Услышав этот дикий вопль, Кристина взволнованно оглядела соседок по палате:
– Ой, девочки, вы тоже это слышите?
– Да, – подтвердила Полина, тревожно оглядываясь по сторонам.
В этот самый момент кроме криков Гапеевой и Старовойтовой послышался топот бегущих ног.
– Черт побери! Что там происходит? – сердито пробурчала Катя, натягивая на голову одеяло. – Поспать нормально не дают, сволочи.
– Ловят кого-то, – прошептала Оксана. – Наверное, тетку эту новую.
– Далеко не убежит, – вставила вихрастая Аня, – двери-то все закрыты на ключ.
– Пошли, девки, посмотрим, что там творится, – предложила Вера и первой заковыляла в коридор, остальные поспешили за ней. Женщины столпились у своей палаты и наблюдали, как растрепанная Гапеева, прижатая к стене, дергается и мычит что-то нечленораздельное. Лицо женщины было искажено страхом, левый угол рта оттянут книзу и по нему стекала слюна. Гапеева что есть сил размахивала руками, пытаясь отбиться от сестер и надзирательницы шестой палаты, которые втроем никак не могли справиться с разбушевавшейся больной.
Из палат начали опасливо выглядывать и другие женщины, не на шутку взволнованные громкими криками в коридоре. Некоторые из них наблюдали за происходящим совершенно равнодушно, а кто-то и со страхом на бледных, почти серых лицах.
– Все назад! – закричала разъяренная Старовойтова Ее лоб был покрыт мелкими капельками пота, а глаза метали молнии ненависти. – Марш все по палатам! Иначе будете наказаны! – прорычала сестра и кинулась к первому посту. Там она нажала тревожную кнопку и в отделение вбежали два санитара. Больные тут же скрылись в палатах. А два здоровенных амбала легко скрутили высокую полную Гапееву и уложили ее на кровать. Старовойтова быстро ввела той укол и облегченно выдохнула.
– Я не хочу… Вы меня привяжите… Я… – слабеющим голосом пробормотала Гапеева и замолкла.
Сестра, стоя над застывшим телом Гапеевой, удовлетворенно прошипела:
– Я вас не спрашиваю, чего вы хотите. Вы в психбольнице, и я здесь решаю, что мне делась с непослушными и сопротивляющимися пациентами. – Затем Ольга Васильевна перевела взгляд на санитаров и бросила: – Вы свободны. До утра Гапеева не рыпнется.
– Если что, Оля, вызывай нас, – отозвался один из санитаров.
– Не волнуйся, Саша, теперь все будет нормально, – одними губами улыбнулась сестра и добавила: – Ночь будет спокойной. Я уверена в этом.
Глава 19.
На следующий день Кристина поняла, почему Старовойтова разрешила дружной троице сходить на перекур в душевую. Сразу после завтрака женщины, вооруженные тряпками и швабрами, драили полы и стены отделения. К ним присоединилась и Алиса, которая старательно протирала крупные листья высокого ветвистого филодендрона, стоящего в коридоре в красивой керамической кадке.

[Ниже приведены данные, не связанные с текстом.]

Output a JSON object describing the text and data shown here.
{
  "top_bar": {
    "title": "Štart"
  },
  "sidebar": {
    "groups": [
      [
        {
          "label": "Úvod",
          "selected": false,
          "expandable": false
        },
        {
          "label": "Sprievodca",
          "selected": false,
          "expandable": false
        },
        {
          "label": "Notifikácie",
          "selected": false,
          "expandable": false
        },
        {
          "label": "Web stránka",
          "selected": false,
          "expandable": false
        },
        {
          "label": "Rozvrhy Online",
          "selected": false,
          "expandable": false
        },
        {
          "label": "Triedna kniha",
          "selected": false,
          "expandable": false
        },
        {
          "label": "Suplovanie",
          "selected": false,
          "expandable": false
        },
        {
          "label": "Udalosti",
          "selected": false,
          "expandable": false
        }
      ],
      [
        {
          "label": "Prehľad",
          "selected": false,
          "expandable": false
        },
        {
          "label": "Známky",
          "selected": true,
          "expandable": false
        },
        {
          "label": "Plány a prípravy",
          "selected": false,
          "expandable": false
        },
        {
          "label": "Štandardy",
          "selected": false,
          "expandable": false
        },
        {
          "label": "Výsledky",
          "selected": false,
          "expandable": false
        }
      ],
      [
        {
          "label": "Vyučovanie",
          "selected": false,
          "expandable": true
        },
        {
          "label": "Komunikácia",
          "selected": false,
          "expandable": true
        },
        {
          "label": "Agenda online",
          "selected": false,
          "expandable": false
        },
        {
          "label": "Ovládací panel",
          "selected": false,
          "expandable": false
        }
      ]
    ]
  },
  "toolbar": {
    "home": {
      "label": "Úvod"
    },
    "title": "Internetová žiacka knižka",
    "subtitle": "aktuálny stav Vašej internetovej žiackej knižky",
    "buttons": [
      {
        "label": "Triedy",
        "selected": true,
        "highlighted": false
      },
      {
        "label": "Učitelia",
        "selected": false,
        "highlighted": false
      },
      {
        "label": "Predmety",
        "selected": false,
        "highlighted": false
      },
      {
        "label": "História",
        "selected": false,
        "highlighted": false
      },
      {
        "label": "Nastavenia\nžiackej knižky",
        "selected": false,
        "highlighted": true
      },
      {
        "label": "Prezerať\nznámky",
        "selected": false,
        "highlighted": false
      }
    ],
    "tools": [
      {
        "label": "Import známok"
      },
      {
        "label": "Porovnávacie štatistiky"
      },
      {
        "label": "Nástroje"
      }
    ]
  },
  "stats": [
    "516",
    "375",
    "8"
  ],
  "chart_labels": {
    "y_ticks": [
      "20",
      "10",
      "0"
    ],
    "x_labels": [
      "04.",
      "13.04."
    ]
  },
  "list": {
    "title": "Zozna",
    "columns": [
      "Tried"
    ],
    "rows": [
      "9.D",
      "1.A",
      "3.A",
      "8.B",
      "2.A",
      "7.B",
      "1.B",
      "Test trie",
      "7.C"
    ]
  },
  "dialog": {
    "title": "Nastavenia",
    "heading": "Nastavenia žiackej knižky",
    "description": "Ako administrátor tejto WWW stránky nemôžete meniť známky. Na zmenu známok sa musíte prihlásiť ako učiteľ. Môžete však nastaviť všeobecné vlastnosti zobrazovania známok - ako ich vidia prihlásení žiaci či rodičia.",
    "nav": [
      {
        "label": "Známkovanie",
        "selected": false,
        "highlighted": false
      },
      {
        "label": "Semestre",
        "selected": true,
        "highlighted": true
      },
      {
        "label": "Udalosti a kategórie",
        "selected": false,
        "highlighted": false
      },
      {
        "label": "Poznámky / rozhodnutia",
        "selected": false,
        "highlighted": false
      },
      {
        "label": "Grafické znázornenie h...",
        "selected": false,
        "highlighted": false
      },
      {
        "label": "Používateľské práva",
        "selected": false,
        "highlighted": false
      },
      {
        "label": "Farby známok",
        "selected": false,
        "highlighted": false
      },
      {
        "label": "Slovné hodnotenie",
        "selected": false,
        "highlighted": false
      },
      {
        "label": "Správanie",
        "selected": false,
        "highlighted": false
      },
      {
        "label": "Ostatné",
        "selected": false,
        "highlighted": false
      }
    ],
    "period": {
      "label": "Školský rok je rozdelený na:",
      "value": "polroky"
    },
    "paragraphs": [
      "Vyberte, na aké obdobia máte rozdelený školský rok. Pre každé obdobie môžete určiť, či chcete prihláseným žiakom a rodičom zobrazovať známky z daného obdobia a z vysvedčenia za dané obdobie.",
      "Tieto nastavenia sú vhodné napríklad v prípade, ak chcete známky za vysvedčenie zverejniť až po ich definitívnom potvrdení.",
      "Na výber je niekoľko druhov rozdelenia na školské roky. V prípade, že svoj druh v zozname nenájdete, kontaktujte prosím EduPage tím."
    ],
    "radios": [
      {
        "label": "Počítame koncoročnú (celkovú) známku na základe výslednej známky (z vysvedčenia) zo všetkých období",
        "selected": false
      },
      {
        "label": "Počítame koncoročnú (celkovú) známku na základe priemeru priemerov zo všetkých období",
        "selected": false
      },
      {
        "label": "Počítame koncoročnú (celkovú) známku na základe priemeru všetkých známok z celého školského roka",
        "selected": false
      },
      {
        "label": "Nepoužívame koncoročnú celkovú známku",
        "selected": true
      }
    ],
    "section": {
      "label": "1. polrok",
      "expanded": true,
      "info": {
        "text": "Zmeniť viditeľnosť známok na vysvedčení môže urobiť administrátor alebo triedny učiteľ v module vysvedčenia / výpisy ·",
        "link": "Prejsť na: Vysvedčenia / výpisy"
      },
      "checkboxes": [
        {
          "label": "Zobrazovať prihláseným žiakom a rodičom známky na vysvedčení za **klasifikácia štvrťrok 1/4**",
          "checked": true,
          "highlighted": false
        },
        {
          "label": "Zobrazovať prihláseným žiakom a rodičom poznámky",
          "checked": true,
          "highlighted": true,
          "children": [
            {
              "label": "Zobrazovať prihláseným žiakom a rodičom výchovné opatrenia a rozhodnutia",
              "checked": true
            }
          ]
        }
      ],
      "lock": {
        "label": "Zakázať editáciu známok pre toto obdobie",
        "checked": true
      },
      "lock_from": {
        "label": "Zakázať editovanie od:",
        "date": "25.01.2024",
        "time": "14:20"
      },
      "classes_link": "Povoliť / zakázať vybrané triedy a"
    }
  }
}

Уборка всех помещений продолжалась до самого обеда. Антонина Анатольевна по прозвищу Хрипатая, почему-то заступившая утром не на свое дежурство, ходила по палатам и проверяла тумбочки, приговаривая, что на них могут стоять только бутылки с водой, а внутри находиться лишь предметы личной гигиены. Последней Хрипатая проверяла седьмую палату. На первый взгляд здесь все было чисто и аккуратно. Но приблизившись к одному из окон, сестра моментально покрылась красными пятнами и истерично взвизгнула:
– Что это? Алиска, иди сюда!
Испуганная Нетребская вбежала в палату, а Антонина Анатольевна указала рукой на батарею и ядовито спросила:
– Это твоя работа?
– Что? Где? – забормотала Алиса, тревожно озираясь.
– Вот на хрена ты разложила там хлеб? – сестра ткнула толстым пальцем с ярко-красным маникюром в направлении батареи.
– Я хотела сухариков подсушить, чтобы птичек покормить, – испуганно пролепетала Алиса, теребя в руках влажную тряпочку.
– Да каких, твою мать, птичек? Ты еще не скоро выйдешь отсюда, чтобы птичек покормить. И это ты вытворяешь уже не в первый раз! Еще раз увижу, то тебе не поздоровится! Так и знай!
Припугнув Алису, Хрипатая быстро вышла из палаты и гаркнула в коридор:
– Петровна! Быстро сюда!
Санитарка, которая руководила мойкой стен, кинулась к Антонине Анатольевне и тяжело дыша поинтересовалась:
– Что случилось?
– Ты что, когда палату убирала, не видела, что на батарее хлеб лежит?
– Нет, не видела. Видно Алиска после завтрака решила сухарей насушить. Не волнуйтесь, Анатольевна, сейчас все уберу.
– И быстро! А потом переверни ее матрас, может она опять там что-нибудь припрятала. Литературу свою, например, или журналы, пропавшие у ее подружки Ефимовой, – скомандовала сестра и вернулась в палату. – А вы что делаете? – грубо поинтересовалась она у Власовой.
– А вы не видите? Бинты с рук снимаю, – ответила Философиня, скатывая бинты в трубочку.
– Зачем?
– Они не держатся на руках и постоянно сползают к запястьям, – пояснила Власова.
– Быстро отдайте их мне, – приказала Хрипатая, – а то неровен час кто-нибудь решит на них повеситься.
– Но как же я буду ходить с открытыми швами? – сходу расстроилась Анна Яковлевна. – Это, во-первых, неэстетично, а во-вторых, не гигиенично, а в-третьих – не стоит больным смотреть на мои изуродованные руки.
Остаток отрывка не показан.